Default pass threshold of 0.75 maps to a judge score of 3 (“Good”) or higher.

Specialized LLM judge that evaluates factual consistency against a reference. Requires expected.text on the case — fails immediately without it.

factuality()
factuality({ passThreshold: 0.9 })
OptionTypeDefaultDescription
passThresholdnumber0.75Score threshold for passing (0–1)

Evaluates accuracy, completeness, and absence of fabrication using a built-in rubric with 3 calibration examples.

Classifies agent output into one of N categories using an LLM judge.
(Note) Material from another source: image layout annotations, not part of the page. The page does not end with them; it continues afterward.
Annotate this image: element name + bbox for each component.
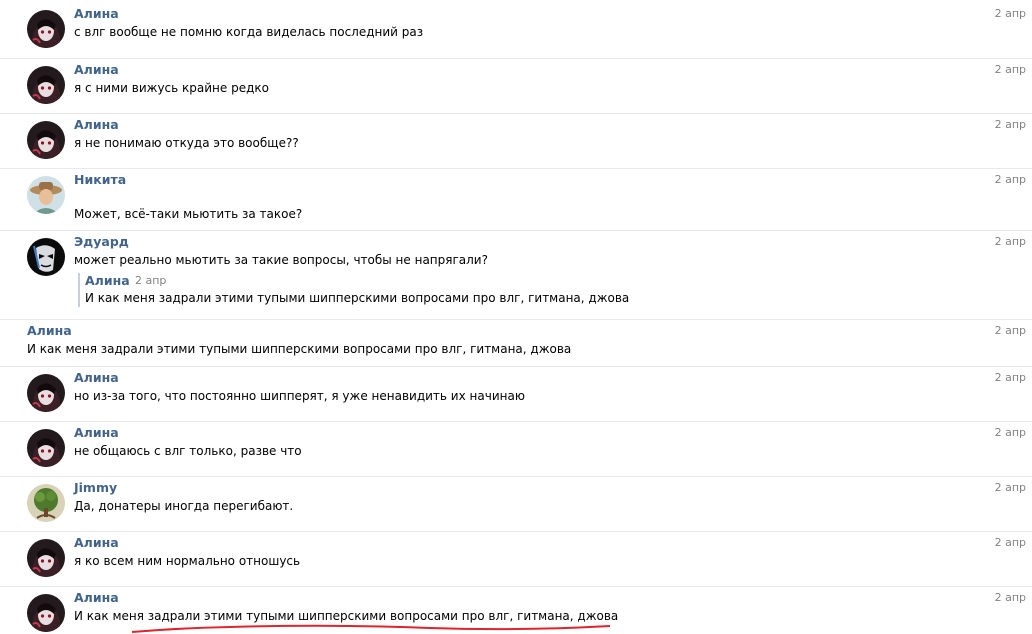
author-name[interactable]: Эдуард [74,234,129,249]
author-name[interactable]: Алина [74,62,119,77]
message-text: я с ними вижусь крайне редко [74,81,269,95]
message-text: с влг вообще не помню когда виделась пос… [74,25,424,39]
avatar[interactable] [27,10,65,48]
message-date[interactable]: 2 апр [995,235,1026,248]
message-row: Алина 2 апр но из-за того, что постоянно ш… [0,366,1032,421]
message-date[interactable]: 2 апр [995,371,1026,384]
message-text: И как меня задрали этими тупыми шипперск… [27,342,572,356]
author-name[interactable]: Алина [74,370,119,385]
message-feed: Алина 2 апр с влг вообще не помню когда ви… [0,0,1032,634]
message-row: Jimmy 2 апр Да, донатеры иногда перегибают… [0,476,1032,531]
message-row: Алина 2 апр я с ними вижусь крайне редко [0,58,1032,113]
message-row: Алина 2 апр с влг вообще не помню когда ви… [0,3,1032,58]
avatar[interactable] [27,374,65,412]
message-date[interactable]: 2 апр [995,591,1026,604]
message-text: не общаюсь с влг только, разве что [74,444,302,458]
avatar[interactable] [27,176,65,214]
message-row: Алина 2 апр я не понимаю откуда это вообще… [0,113,1032,168]
message-row: Алина 2 апр И как меня задрали этими тупым… [0,319,1032,366]
message-date[interactable]: 2 апр [995,7,1026,20]
author-name[interactable]: Алина [74,590,119,605]
message-date[interactable]: 2 апр [995,481,1026,494]
avatar[interactable] [27,484,65,522]
author-name[interactable]: Алина [74,6,119,21]
message-date[interactable]: 2 апр [995,536,1026,549]
message-text: я ко всем ним нормально отношусь [74,554,301,568]
message-text: Да, донатеры иногда перегибают. [74,499,294,513]
avatar[interactable] [27,594,65,632]
message-row: Алина 2 апр не общаюсь с влг только, разве… [0,421,1032,476]
avatar[interactable] [27,238,65,276]
message-text: я не понимаю откуда это вообще?? [74,136,299,150]
message-row: Эдуард 2 апр может реально мьютить за таки… [0,230,1032,319]
message-text: Может, всё-таки мьютить за такое? [74,207,303,221]
quote-text: И как меня задрали этими тупыми шипперск… [85,291,630,305]
author-name[interactable]: Алина [27,323,72,338]
author-name[interactable]: Алина [74,425,119,440]
message-date[interactable]: 2 апр [995,118,1026,131]
message-date[interactable]: 2 апр [995,426,1026,439]
avatar[interactable] [27,121,65,159]
author-name[interactable]: Алина [74,117,119,132]
message-text: может реально мьютить за такие вопросы, … [74,253,488,267]
avatar[interactable] [27,539,65,577]
author-name[interactable]: Алина [74,535,119,550]
reply-quote[interactable]: Алина 2 апр И как меня задрали этими тупым… [78,273,684,307]
author-name[interactable]: Никита [74,172,126,187]
message-text: И как меня задрали этими тупыми шипперск… [74,609,619,623]
message-date[interactable]: 2 апр [995,63,1026,76]
message-row: Алина 2 апр я ко всем ним нормально отношу… [0,531,1032,586]
message-row: Алина 2 апр И как меня задрали этими тупым… [0,586,1032,634]
message-row: Никита 2 апр Может, всё-таки мьютить за та… [0,168,1032,230]
message-date[interactable]: 2 апр [995,173,1026,186]
avatar[interactable] [27,429,65,467]
quote-date: 2 апр [135,274,167,287]
quote-author[interactable]: Алина [85,273,130,288]
message-text: но из-за того, что постоянно шипперят, я… [74,389,525,403]
author-name[interactable]: Jimmy [74,480,117,495]
avatar[interactable] [27,66,65,104]
message-date[interactable]: 2 апр [995,324,1026,337]
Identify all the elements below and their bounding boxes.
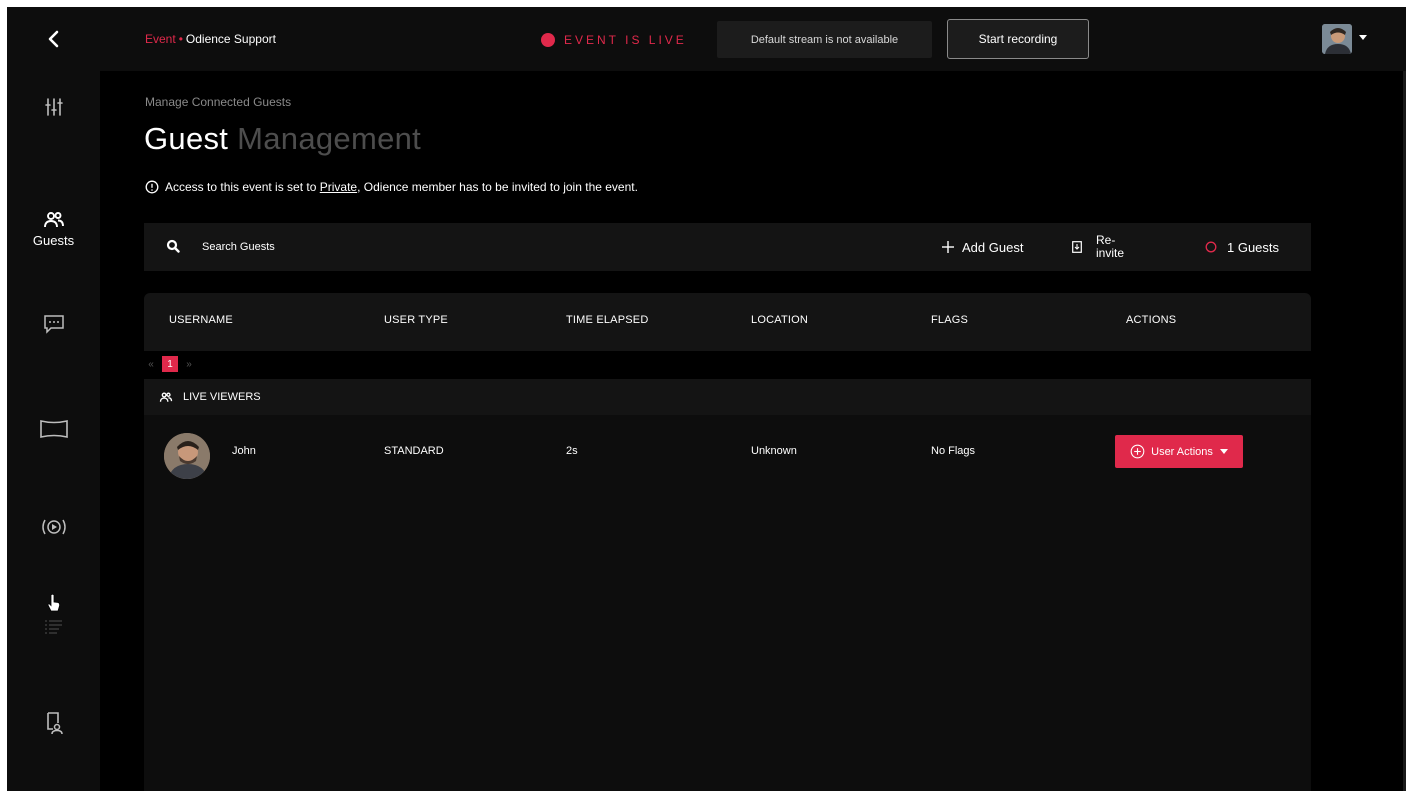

Requires at least 2 categories.

llmClassify({
categories: {
helpful: "Answers the question directly",
unhelpful: "Does not answer the question",
},
})
llmClassify({
categories: {
positive: "Positive sentiment",
negative: "Negative sentiment",
neutral: "Neutral sentiment",
},
criteria: "Classify based on overall tone",
})
OptionTypeRequiredDescription
categoriesRecord<string, string>yesCategory name → description (min 2)
criteriastringnoAdditional classification instructions

Pass condition: If expected.metadata.classification is set on the case, the judge’s classification must match. If not set, runs in classification-only mode (always passes).

Returns metadata: { classification, reasoning, confidence, judgeCost }.

Combine graders with boolean logic. These operators do not short-circuit — they collect all results for complete reporting.

Conjunction: all graders must pass. Score is the minimum of all scores.

all([contains("Paris"), toolCalled("search"), latency(5000)])

Empty list returns pass (vacuous truth, score 1.0).

Disjunction: at least one grader must pass. Score is the maximum of all scores.

any([contains("capital of France"), contains("Paris")])

Empty list returns fail (score 0.0).

Negation: inverts a grader’s result. Score becomes 1 - original. graderName becomes not(<inner>).

not(contains("I don't know"))

Apply multiple graders per case with weights and a required flag. The final score is a weighted average. A case passes if the weighted score meets the pass threshold (default: 0.5).

defaultGraders: [
{ grader: contains("hello"), weight: 0.3 },
{ grader: latency(5000), weight: 0.2, required: true },
{ grader: llmRubric("Helpful response"), weight: 0.5 },
]

Required graders that fail cause an immediate score of 0 regardless of other graders.